Nova Gorica e Gorizia possono brindare, sono Capitale europea della cultura 2025

Il Comitato organizzatore su Facebook: "Adesso brindiamo con le nostre birre che non conoscono confini. Fate lo stesso a casa!"

foto facebook GO 2025 Nova Gorica · Gorizia

Il tanto atteso risultato alla fine è arrivato: Nova Gorica e Gorizia si sono aggiudicate il prestigioso titolo di Capitale europea della cultura 2025. La candidatura di uno dei luoghi simbolo dell'ex Cortina di ferro, con due città che per decenni sono rimaste divise dal confine italo-jugoslavo, era partita diversi mesi fa e aveva visto il sostegno convinto di moltissimi attori istituzionali. Soddisfazione è stata espressa dal presidente della Regione Massimiliano Fedriga che ne aveva sostenuto la candidatura. "È un trionfo meritato, le due città nuovamente unite in questo obiettivo comune, ma l'intero Friuli Venezia Giulia che non mancherà di trarre beneficio e crescita da questa opportunità". 

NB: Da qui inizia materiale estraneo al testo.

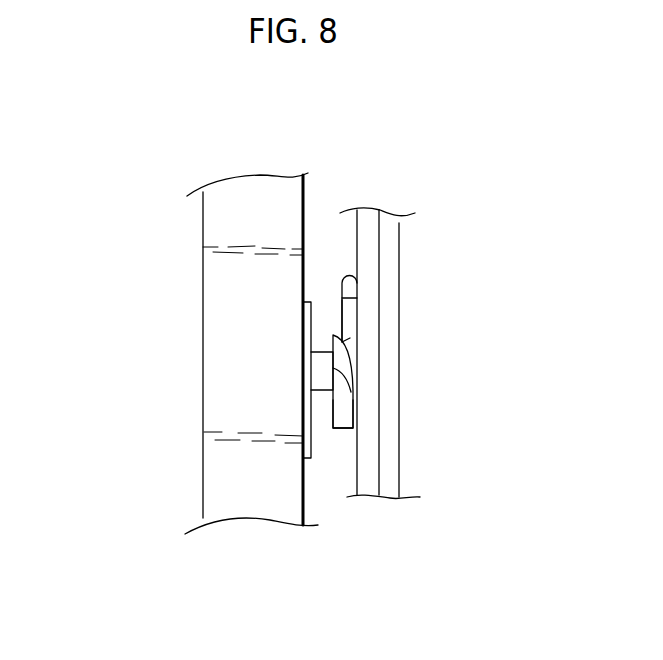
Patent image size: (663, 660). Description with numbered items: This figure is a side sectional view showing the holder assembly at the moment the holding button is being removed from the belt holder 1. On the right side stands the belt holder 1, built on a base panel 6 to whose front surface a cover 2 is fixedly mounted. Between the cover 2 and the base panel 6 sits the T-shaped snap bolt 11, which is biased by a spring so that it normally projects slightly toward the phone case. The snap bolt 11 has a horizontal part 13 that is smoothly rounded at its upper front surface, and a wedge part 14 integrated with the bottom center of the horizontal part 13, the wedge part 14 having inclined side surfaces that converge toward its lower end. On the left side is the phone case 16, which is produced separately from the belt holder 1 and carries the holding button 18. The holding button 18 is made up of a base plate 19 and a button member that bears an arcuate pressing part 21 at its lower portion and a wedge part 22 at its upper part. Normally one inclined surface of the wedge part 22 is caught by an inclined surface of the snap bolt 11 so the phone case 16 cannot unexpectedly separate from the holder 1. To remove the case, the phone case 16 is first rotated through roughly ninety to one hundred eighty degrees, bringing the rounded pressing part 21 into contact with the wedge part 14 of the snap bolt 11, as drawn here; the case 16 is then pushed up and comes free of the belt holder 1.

L'annuncio è stato accolto con entusiasmo anche dall'assessore regionale alla Cultura e sport, Tiziana Gibelli, che ha subito dichiarato che "questo è il primo tassello del puzzle che va a posto, ora rafforzeremo anche il lavoro per il riconoscimento del Collio-Brda patrimonio Unesco". "E' una candidatura che parte da Piazza Transalpina, caratterizzata dallo sviluppo transfrontaliero di idee e progetti e che ha visto grande impegno e dedizione da parte delle Amministrazioni comunali di Nova Gorica e Gorizia, capaci di unire e di rappresentare, quindi, il vero spirito dell'Europa unita, dell'Europa dei popoli". 

Anche la senatrice del Partito Democratico Tatjana Rojc ha espresso la sua personale soddisfazione. “Un’affermazione estremamente significativa per un territorio unico diviso dalla guerra e riunito dall'Europa. Un simbolo, un insegnamento e anche una grande occasione da cui ripartire unendo le forze: che questa vittoria sia sotto il segno della cultura è di ottimo auspicio per il futuro, se è vero che alla cultura è dato il compito di essere al contempo forziere di identità ed esploratrice del possibile".

"Sono contenta - ha affermato l'esponente della comunità slovena - di aver portato il mio mattone alla costruzione della strada che ha portato a questo giorno”. La vittoria delle due città è stata salutata con gioia anche dal presidente della Camera di Commercio Venezia Giulia, Antonio Paoletti. "Si tratta di una grande opportunità per il territorio, con importanti ricadute in termini di visibilità e di valore aggiunto per l’economia e le imprese. Ora siamo pronti a mettere in campo le nostre competenze e operatività per contribuire tutti assieme a dar vita a un evento dalle ricadute importanti per la città di Gorizia ma anche per l’intero Friuli Venezia Giulia".